The U.S Court of Appeals recently ruled that it is perfectly legal for companies to discriminate based on cultural hairstyles such as dreadlocks, proving once again that racial discrimination is still alive and thriving. We all know who this new set of regulations is targeting because I doubt that anyone will discriminate against Becky with the good straight hair. This ruling calls out women of color, especially Black women, who rock dreads or box braids at their job. Under no circumstance should anyone be discriminated at their workplace, especially over something as petty as their hairstyle.

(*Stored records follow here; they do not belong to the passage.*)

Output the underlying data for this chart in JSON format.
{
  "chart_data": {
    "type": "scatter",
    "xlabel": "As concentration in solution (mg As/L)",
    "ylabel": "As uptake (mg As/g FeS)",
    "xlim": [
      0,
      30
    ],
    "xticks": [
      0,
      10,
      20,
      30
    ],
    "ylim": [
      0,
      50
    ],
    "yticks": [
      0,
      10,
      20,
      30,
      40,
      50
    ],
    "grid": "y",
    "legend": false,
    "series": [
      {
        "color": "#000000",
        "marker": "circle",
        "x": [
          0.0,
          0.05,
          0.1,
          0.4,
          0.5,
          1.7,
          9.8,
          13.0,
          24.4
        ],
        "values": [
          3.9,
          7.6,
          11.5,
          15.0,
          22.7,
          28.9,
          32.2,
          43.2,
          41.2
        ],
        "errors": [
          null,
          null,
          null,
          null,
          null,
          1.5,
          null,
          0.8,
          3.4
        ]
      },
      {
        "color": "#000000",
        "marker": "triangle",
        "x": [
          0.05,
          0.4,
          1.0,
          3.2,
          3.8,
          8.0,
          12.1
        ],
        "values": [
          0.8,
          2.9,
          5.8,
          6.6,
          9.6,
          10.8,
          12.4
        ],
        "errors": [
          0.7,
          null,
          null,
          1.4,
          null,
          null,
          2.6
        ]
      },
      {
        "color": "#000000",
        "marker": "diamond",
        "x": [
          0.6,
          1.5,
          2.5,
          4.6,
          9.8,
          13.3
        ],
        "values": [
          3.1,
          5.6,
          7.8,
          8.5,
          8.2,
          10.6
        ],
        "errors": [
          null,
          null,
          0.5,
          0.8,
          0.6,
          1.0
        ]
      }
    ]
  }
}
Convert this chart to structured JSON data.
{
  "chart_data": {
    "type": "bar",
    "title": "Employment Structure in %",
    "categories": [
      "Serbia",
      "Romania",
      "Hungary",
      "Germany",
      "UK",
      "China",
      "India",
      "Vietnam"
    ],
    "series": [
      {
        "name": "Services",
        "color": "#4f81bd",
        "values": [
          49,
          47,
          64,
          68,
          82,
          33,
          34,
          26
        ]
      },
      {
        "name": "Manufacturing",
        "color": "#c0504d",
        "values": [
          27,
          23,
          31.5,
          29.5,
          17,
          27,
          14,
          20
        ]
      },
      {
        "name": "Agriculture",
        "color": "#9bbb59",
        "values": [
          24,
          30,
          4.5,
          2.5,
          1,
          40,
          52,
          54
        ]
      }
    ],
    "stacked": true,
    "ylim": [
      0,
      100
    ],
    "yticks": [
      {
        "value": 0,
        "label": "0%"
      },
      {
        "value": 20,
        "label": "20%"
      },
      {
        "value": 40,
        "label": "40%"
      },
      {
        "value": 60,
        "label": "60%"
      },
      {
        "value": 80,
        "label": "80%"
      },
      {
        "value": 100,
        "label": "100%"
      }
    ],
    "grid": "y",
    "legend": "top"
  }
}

In 2010, Chasity Jones sued a local Alabama company because they claimed that it was against company policy to wear dreadlocks. This was justified by the company because, according to their white human resources manager, “dreads tend to get messy”. Contrary to their stereotypical portrayal of dreadlocks, not all dreads are ‘messy’ or ‘unkempt’. And even if dreads happen to get a little messy now and then, I was unaware that we are expected to be compared to the unattainable standard of sleek hair 24/7. All hair gets frizzy or messy, humans are flawed and sometimes life happens. And why would my dreads affect your job to the point of severe distraction? If so, then I don’t believe that the issue lies in my dreads, but in your work ethic.
Why is it that we never see law suits for white women being discriminated against their natural hair. Why is it that no one has a problem with European beauty features, but once Black women begin to embrace their heritage in the workplace, the world goes crazy. In the Court ruling, they claimed that cultural hairs styles are merely not immutable, meaning that they could easily be changed. But what if you don’t want to change your hair for the sake of a job? Especially a style like dreads, which is so culturally intertwined in the Black community, we shouldn’t have to change our appearance to be taken seriously. Dreads are beautiful and professional and should be accepted into a work environment just like any other hairstyle. It’s terrifying to think that there could be a day where I could be denied a job because of the way my hair sits upon my head. This blatant discrimination spurs from the stigma that Black hairstyles are unprofessional, which is outdated and simply incorrect.
Just last week, Marc jacobs used fake dreads on white models at NYFW and although he received a lot of hate and criticism, he also received some appraisal from those who were not aware of a little thing called cultural appropriation. When white people wear dreads they’re seen as ‘artsy’ and ‘fashion-savvy’ and ‘trendy’ yet when Black women rock their own hair style they are denied jobs. It’s one thing to appropriate Black culture, but to steal a hairstyle that is a root of systematic Black prejeduice is a whole new level of messed up. It’s time we start judging people on their capability to do their jobs and not on the kinks in their curls or the state of their dreadlocks.